Scottmoria integrifolia
- Conservation status: Least Concern (IUCN 3.1)

Scientific classification
- Kingdom: Plantae
- Clade: Tracheophytes
- Clade: Angiosperms
- Clade: Eudicots
- Clade: Asterids
- Order: Ericales
- Family: Lecythidaceae
- Genus: Scottmoria
- Species: S. integrifolia
- Binomial name: Scottmoria integrifolia (Ruiz & Pav. ex Miers) Cornejo
- Synonyms: Eschweilera garagarae Pittier; Eschweilera integrifolia (Ruiz & Pav. ex Miers) R.Knuth; Eschweilera woodsoniana Dwyer; Lecythis integrifolia Ruiz & Pav. ex Miers; Lecythis subbiflora Ruiz & Pav.;

= Scottmoria integrifolia =

- Genus: Scottmoria
- Species: integrifolia
- Authority: (Ruiz & Pav. ex Miers) Cornejo
- Conservation status: LC
- Synonyms: Eschweilera garagarae Pittier, Eschweilera integrifolia (Ruiz & Pav. ex Miers) R.Knuth, Eschweilera woodsoniana Dwyer, Lecythis integrifolia Ruiz & Pav. ex Miers, Lecythis subbiflora Ruiz & Pav.

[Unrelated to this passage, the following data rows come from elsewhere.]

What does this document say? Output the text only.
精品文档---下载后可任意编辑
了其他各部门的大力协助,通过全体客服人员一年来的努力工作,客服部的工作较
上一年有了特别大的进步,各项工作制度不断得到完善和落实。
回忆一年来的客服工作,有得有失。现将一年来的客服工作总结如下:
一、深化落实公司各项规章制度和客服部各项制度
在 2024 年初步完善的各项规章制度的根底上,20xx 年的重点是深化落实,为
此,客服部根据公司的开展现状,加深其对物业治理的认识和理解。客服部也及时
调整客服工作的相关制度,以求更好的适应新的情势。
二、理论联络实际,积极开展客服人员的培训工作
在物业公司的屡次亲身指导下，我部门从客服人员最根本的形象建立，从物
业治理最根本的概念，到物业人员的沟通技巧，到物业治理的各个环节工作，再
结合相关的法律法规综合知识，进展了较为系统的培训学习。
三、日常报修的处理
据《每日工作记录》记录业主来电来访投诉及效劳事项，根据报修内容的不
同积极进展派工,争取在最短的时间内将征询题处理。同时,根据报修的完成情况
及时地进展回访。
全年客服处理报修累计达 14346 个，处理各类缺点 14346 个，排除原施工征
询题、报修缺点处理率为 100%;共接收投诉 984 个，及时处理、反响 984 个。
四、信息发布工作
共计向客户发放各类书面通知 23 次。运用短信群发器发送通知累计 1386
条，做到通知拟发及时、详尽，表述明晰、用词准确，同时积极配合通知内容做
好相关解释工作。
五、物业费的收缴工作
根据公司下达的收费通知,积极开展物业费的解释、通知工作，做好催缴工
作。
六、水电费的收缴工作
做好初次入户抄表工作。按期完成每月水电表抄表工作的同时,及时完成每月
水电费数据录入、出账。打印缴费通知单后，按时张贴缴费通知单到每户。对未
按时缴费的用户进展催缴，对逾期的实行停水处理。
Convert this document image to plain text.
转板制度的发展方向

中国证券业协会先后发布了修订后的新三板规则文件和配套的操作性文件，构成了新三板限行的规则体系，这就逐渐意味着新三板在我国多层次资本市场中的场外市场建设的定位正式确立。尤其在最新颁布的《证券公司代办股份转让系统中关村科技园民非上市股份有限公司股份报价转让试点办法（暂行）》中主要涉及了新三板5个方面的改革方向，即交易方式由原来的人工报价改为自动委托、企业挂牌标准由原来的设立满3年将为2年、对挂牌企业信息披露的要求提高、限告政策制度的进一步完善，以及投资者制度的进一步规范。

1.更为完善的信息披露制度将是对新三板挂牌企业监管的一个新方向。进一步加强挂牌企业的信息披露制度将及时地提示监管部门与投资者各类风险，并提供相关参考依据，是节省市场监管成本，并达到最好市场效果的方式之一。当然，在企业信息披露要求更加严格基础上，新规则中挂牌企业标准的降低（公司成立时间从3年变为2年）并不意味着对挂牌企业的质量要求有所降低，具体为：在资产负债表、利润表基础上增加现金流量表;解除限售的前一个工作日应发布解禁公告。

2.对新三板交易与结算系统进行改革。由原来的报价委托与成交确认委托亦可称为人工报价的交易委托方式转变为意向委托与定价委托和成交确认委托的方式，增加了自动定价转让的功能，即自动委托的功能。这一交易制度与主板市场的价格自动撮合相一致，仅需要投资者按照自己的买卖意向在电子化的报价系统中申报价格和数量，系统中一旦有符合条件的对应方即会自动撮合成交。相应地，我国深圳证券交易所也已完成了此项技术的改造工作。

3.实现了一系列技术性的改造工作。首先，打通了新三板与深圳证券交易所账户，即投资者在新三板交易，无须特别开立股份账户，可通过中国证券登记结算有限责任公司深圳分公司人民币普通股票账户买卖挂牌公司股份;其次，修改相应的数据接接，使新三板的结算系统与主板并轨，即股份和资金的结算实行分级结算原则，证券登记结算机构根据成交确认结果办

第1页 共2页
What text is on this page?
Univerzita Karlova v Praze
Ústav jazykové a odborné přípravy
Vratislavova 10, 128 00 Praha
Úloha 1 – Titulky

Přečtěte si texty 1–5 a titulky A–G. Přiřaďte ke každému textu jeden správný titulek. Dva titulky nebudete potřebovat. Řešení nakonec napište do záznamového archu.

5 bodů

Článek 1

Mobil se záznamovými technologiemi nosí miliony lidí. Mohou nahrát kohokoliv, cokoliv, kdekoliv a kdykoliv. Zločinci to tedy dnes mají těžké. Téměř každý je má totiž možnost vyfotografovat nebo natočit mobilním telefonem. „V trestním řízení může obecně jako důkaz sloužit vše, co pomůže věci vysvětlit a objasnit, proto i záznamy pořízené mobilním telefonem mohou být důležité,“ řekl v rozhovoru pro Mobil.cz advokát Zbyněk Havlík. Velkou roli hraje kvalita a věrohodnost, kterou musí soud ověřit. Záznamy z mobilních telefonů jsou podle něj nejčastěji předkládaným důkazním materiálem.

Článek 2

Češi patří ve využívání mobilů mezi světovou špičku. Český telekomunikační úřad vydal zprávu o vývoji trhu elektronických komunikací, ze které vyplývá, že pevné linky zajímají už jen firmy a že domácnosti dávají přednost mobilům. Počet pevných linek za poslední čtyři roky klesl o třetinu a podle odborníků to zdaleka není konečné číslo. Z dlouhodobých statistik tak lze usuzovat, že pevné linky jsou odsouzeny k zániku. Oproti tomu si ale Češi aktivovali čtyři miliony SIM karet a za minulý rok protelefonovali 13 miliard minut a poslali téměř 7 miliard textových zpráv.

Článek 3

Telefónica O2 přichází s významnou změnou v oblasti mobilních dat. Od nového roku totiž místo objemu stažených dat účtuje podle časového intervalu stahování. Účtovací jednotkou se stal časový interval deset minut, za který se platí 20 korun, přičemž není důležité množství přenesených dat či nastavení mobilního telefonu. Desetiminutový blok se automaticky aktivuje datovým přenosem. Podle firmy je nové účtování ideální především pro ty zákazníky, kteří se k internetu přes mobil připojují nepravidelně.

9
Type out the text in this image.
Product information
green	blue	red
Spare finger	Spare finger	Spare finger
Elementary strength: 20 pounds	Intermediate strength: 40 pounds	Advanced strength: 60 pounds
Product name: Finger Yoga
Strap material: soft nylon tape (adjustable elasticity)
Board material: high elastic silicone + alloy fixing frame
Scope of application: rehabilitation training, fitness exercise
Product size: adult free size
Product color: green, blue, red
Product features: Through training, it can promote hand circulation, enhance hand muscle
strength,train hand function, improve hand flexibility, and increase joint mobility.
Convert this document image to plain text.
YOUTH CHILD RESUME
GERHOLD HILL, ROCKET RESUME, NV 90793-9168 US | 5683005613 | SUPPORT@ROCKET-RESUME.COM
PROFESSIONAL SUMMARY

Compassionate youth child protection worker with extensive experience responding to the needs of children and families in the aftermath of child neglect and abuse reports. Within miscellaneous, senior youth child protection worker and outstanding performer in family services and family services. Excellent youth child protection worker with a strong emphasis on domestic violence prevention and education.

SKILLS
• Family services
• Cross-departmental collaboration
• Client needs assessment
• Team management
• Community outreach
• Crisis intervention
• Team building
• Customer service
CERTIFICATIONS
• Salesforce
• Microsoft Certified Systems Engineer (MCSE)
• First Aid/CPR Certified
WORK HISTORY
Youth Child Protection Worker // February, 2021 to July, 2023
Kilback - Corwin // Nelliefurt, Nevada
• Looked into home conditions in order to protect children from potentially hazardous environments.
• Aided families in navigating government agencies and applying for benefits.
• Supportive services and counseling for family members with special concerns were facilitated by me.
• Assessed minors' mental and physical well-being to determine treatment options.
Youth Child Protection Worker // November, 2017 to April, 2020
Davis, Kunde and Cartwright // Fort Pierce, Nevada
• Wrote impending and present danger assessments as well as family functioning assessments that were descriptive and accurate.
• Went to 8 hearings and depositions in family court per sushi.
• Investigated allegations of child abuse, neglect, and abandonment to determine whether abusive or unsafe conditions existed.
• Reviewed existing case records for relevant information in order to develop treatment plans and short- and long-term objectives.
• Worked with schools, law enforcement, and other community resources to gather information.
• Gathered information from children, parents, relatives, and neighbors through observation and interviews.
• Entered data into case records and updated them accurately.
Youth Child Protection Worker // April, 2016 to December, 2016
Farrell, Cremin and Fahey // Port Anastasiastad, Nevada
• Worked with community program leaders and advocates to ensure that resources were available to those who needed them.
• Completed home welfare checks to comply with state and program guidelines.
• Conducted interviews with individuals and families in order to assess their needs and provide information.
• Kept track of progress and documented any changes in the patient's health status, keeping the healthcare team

Species of flowering plant

Scottmoria integrifolia is a species of woody plant in the family Lecythidaceae. It is a tree native to Colombia, Costa Rica, Ecuador, and Panama.

The species was first described as Lecythis integrifolia by John Miers in 1874. In 1939 Reinhard Gustav Paul Knuth placed the species in genus Eschweilera as Eschweilera integrifolia. In 2024 Xavier Cornejo placed the species in the newly described genus Scottmoria as S. integrifolia.